For decades, US foreign policy in Latin America has been to help corporate interests from here and the internal wealthy elites in countries rich in natural resources to reap great wealth from their power to control those resources and the countries' labor, usually without worrying about environmental damage.

In recent years, presidents Chavez, Lula, Correa and a few others have sought to establish economies that are fair to all their citizens, that address illiteracy and lack of health care, and empower ordinary people -- at the expense of the monied elites.

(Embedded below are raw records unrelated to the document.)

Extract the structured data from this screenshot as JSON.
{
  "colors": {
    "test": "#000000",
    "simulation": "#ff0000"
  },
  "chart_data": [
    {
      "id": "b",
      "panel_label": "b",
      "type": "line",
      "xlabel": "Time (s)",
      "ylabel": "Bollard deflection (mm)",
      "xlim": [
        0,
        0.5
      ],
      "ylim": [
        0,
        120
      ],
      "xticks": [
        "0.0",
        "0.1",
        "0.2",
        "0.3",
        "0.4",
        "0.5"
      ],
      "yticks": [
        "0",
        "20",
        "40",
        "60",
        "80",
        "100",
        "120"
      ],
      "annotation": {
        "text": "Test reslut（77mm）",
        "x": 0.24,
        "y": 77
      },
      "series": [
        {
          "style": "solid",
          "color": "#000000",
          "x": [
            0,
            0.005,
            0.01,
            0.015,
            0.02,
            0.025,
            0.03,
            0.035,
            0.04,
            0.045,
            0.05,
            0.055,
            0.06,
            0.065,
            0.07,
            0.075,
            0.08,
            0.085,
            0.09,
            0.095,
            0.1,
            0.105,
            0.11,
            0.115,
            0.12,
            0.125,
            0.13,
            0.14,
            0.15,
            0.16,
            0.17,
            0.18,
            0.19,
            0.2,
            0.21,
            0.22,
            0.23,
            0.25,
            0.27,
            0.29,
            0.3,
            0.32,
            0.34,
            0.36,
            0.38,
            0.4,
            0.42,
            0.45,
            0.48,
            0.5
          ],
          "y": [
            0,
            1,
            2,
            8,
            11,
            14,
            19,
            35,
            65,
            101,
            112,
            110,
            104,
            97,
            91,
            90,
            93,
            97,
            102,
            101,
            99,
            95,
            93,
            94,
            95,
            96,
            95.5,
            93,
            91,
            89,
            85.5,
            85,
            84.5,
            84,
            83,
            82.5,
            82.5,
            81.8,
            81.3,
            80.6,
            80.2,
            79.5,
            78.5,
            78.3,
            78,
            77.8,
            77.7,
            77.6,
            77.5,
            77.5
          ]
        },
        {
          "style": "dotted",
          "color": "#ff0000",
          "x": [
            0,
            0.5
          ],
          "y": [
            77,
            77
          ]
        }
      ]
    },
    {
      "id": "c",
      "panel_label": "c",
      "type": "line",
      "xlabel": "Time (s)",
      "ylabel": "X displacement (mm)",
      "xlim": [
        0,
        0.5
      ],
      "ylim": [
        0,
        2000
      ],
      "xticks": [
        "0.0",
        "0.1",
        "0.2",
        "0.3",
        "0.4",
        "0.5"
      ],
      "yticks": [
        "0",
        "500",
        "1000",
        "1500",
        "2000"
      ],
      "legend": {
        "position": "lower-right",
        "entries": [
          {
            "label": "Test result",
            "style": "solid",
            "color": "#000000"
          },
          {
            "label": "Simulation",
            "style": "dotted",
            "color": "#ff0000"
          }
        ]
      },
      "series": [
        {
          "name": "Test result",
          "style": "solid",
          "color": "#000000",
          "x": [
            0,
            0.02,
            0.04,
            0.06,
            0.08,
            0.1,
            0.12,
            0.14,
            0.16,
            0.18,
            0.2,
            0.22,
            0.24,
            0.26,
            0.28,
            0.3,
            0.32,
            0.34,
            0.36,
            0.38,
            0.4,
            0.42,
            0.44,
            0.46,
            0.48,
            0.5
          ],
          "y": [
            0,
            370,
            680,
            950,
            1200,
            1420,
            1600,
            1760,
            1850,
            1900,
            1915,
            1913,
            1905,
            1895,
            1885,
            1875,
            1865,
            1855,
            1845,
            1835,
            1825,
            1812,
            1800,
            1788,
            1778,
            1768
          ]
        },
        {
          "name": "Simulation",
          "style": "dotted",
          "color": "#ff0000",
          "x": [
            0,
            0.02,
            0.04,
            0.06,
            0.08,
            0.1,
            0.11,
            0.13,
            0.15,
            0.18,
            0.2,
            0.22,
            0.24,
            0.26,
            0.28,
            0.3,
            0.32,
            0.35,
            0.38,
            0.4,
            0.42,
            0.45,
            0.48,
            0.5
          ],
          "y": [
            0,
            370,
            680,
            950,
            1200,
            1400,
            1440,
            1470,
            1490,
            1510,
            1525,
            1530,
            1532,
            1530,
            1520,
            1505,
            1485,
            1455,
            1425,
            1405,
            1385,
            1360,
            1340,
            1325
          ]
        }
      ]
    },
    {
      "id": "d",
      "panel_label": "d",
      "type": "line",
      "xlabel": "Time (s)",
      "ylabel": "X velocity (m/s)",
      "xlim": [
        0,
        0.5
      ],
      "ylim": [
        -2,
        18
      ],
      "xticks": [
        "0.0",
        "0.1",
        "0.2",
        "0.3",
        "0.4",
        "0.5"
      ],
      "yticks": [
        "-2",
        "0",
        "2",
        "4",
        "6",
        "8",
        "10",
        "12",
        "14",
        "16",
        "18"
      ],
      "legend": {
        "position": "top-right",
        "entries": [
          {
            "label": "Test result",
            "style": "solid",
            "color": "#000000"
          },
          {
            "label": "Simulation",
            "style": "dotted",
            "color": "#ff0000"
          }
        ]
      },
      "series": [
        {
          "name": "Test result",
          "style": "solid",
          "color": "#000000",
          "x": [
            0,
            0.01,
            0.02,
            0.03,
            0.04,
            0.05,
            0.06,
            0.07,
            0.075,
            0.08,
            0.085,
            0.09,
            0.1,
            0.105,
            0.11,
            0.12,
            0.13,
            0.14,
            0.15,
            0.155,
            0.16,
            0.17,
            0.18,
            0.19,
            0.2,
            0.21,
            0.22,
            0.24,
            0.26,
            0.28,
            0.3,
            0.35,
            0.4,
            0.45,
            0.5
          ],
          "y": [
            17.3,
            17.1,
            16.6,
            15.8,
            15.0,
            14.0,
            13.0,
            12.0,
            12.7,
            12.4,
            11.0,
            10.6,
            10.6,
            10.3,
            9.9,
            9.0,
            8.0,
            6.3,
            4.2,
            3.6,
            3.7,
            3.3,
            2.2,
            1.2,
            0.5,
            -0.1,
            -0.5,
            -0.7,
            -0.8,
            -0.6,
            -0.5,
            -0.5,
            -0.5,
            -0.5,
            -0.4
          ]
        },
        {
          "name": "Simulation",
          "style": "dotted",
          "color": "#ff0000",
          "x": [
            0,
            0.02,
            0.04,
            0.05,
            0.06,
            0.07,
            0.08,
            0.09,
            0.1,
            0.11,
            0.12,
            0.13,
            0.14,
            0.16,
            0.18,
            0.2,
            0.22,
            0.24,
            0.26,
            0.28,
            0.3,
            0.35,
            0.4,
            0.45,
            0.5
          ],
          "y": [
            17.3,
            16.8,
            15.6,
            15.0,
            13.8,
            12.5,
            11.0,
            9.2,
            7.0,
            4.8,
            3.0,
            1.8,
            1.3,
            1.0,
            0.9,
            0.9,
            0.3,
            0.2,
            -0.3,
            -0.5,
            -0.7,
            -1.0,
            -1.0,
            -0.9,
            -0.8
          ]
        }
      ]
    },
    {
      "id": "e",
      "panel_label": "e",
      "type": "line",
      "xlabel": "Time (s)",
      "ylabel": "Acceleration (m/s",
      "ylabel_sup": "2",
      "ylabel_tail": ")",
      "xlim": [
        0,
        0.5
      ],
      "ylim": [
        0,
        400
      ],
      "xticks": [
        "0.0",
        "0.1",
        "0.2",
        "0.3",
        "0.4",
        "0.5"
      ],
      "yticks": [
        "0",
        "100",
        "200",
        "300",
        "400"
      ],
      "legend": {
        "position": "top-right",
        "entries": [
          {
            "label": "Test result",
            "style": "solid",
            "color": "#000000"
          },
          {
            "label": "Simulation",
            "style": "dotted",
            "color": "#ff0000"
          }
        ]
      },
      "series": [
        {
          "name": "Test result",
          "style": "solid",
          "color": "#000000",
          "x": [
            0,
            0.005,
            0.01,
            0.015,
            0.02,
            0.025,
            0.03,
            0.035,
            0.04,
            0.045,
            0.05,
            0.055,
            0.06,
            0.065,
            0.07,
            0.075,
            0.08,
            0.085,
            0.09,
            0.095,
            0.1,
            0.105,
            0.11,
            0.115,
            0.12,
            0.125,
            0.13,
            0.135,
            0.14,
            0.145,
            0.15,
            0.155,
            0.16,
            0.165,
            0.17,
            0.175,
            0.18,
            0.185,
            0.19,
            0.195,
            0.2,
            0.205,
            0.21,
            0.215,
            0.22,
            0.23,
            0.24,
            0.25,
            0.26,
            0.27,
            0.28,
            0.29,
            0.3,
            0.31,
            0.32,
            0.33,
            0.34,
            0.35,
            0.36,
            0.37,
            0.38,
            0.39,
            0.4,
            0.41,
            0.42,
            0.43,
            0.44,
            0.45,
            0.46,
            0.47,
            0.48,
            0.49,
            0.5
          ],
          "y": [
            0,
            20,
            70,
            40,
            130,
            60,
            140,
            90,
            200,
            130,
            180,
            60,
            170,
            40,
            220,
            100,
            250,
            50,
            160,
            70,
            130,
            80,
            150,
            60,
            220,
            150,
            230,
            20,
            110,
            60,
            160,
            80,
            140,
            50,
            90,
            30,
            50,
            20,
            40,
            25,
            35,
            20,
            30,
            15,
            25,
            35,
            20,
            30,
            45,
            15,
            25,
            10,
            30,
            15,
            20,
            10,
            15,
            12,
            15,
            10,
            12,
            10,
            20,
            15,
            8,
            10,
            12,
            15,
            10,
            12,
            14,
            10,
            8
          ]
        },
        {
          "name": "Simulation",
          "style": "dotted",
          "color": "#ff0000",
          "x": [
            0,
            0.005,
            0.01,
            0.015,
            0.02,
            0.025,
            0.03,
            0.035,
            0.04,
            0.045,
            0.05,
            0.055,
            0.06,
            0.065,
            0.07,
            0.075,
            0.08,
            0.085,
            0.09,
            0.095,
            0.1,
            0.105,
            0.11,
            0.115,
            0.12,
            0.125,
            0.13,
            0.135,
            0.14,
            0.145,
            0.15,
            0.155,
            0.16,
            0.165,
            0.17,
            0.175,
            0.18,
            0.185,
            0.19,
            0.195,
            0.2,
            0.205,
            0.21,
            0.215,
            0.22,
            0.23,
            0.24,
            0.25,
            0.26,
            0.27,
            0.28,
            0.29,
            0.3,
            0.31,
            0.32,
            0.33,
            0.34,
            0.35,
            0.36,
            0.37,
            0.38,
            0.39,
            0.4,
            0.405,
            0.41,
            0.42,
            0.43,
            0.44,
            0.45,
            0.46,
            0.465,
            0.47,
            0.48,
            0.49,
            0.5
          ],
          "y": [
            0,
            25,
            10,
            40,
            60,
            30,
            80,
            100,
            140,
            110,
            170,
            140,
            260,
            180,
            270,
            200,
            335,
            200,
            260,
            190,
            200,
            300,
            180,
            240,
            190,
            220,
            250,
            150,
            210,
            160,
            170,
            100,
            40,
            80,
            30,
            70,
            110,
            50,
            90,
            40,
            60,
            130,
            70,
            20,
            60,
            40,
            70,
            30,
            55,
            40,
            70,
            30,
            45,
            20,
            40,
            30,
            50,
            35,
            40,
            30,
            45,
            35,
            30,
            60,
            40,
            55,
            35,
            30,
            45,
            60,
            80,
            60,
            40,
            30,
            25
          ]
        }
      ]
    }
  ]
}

For their efforts, some have been excoriated as "dictators" seeking to remain in office for life, among them Zelaya.

Zelaya's "crime" was to call for a poll asking the people if they wanted to reduce the power now held by the "10 Families" that constitute the elite by changing the constitution the U.S. (John Negroponte?) "helped" Honduras to write.

In Honduras, the 10 Families and the Honduran military (trained in tough tactics at the U.S. School of the Americas in N. Carolina) carried out what was an illegal military coup, no matter what others may choose to call it.

The U.S. should join Latin America's other democracies in demanding that Micheletti step down immediately in favor of Honduras' democratically elected president.

I've followed the news from Honduras for over 15 years, primarily on-line, through English language Latin American publications. From where I sit, the current contretemps has little if anything to do with the people of Honduras and everything to do about who gets to hold the reins while business proceeds as usual. Honduras is a country at war with itself, where gangs murder one another and government officials with impunity and police/military personnel murder gang members and those suspected of gang membership with equal immunity. It is a country with no natural resources of note, little in the way of an economy, and even less in the way of health or education for its citizens. It is a nation in which a 16 year-old girl, one of the first in her family to complete her education, takes joy in having a job selling American shoes for 12 hours a day, 6 days a week. Frankly, it doesn't matter who wins this battle. The people will continue to lose.